Все-таки речь шла о главной роли в ее последней серьезной постановке. В какой-то степени ее выбор был продиктован отчаянием. Она давно мечтала поставить «Сирано де Бержерака», а съездив в Денвер и выслушав врачебный приговор, решила, что пьеса во что бы то ни стало должна быть поставлена в этом году. Другой возможности уже не будет. А Эймос Хаусман, как ей показалось, способен сыграть Сирано. Ей нравилась раскованность, даже грация, с которой двигался и ходил мальчик, когда никто за ним не следил, и независимость и уверенность, исходящие от него, когда он стоял на месте. Но вот суметь извлечь из него эти качества на сцене оказалось гораздо труднее, чем она ожидала. А ведь именно в этом — привить основы сценического искусства своим ученикам, а в данном случае этому прелестному мальчику — и заключались ее задача и ее работа. А время, отпущенное на это, неумолимо сжималось, словно шагреневая кожа. Онемение в кончиках пальцев все усиливалось, иногда вдруг отказывали ноги. Болезнь Паркинсона — такой неумолимый диагноз поставили врачи, вынеся молодой женщине окончательный и безжалостный приговор.

Вот почему ее сердцу столь близки (быть может, даже ближе, чем самому Ростану) были строки:


И я кричу: прощай — навеки покидая тебя, о жизнь моя,

Вечно дорогая, любимая,

Ты для меня была всего дороже, —

Тебе, о милая, теперь я отдаю

Последний поцелуй, последнее дыханье

И мысль последнюю мою.[3]


Эти мысли и роились в ее голове, когда она выбрала па роль Сирано Эймоса Хаусмана. Она сказала себе, что это ее последний шанс и она должна отнестись к своей задаче и к этому мальчику со всей серьезностью, должна отдать все силы и душу, чтобы научить его понимать прекрасное, научить играть и заразить духом сцены.

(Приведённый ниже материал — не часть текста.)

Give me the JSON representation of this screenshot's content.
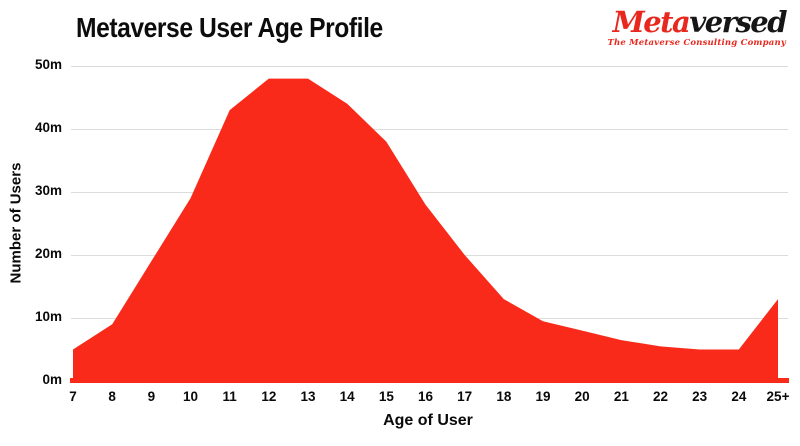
{
  "header": {
    "title": "Metaverse User Age Profile"
  },
  "logo": {
    "brand_part_red": "Meta",
    "brand_part_black": "versed",
    "tagline": "The Metaverse Consulting Company"
  },
  "chart_data": {
    "type": "area",
    "title": "Metaverse User Age Profile",
    "xlabel": "Age of User",
    "ylabel": "Number of Users",
    "unit": "millions of users",
    "categories": [
      "7",
      "8",
      "9",
      "10",
      "11",
      "12",
      "13",
      "14",
      "15",
      "16",
      "17",
      "18",
      "19",
      "20",
      "21",
      "22",
      "23",
      "24",
      "25+"
    ],
    "values": [
      5,
      9,
      19,
      29,
      43,
      48,
      48,
      44,
      38,
      28,
      20,
      13,
      9.5,
      8,
      6.5,
      5.5,
      5,
      5,
      13
    ],
    "ylim": [
      0,
      50
    ],
    "ytick_labels": [
      "0m",
      "10m",
      "20m",
      "30m",
      "40m",
      "50m"
    ],
    "grid": "horizontal",
    "legend": "none",
    "colors": {
      "area": "#fa2a1a",
      "baseline": "#fa2a1a",
      "gridline": "#dcdcdc",
      "text": "#0a0a0a",
      "logo_red": "#e8281e",
      "logo_black": "#161616"
    }
  }
}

Эймос никогда раньше не участвовал ни в одной из ее постановок, что объяснялось прежде всего недоверием, даже неприязнью, которую питал к театру его отец. И миссис Тэтчер сама пошла к Сэму Хаусману. Она рассказала Сэму все, излив душу умирающей женщины, бездетной вдовы, и умоляя его позволить мальчику принять участие в ее последней драматической постановке. Она взывала к чувству отца и к душе набожного христианина. И Сэм не смог отказать.

Теперь же ей приходилось куда труднее, потому что никакие мольбы не помогли бы ей стряхнуть скованность и оцепенение с Эймоса Хаусмана. Мальчик совершенно не владел своим телом. Сейчас он выглядел так, словно взял в аренду чужое тело в лавке ростовщика и боялся лишний раз шевельнуться. Перепробовав все средства, миссис Тэтчер решила прибегнуть к последнему и привела мальчика к себе домой, чтобы обучать его в танце.

— Ты по-прежнему произносишь монолог так, словно читаешь. Представь, что это ты сам говоришь любимой девушке. Что слова идут прямо от сердца. Тебе же приходилось влюбляться?

— Нет, миссис Тэтчер.

— Ну, пусть не настоящая любовь, но увлечения-то у тебя наверняка были. Я хочу сказать: ты же целовался с девочками, да?

— О, да, — сказал Эймос, потупив взор. Мальчик был явно смущен, но какие-то новые струнки она затронула.

— И не только целовался, верно?

— Нет, миссис Тэтчер.

Она, конечно, рисковала. И довольно сильно. Мальчик такой робкий, даже застенчивый, воспитанный в спартанских условиях, а она… Ей было уже тридцать девять. В прошлом такое привлекательное, сейчас ее лицо было уже помечено возрастом. Правда, фигура не утратила прежней стройности. Сохранилась и горделивая осанка, и изящная линия шеи, да и подбородок оставался по-девичьи подтянутым.

Миссис Тэтчер поменяла пластинку, и они продолжали танцевать уже под плавную и медленную музыку. Эймос уже не казался таким скованным. Он декламировал:


Нет, нет, моя любовь! Я счастлив этой лаской, —

И жизнь мне кажется теперь волшебной сказкой.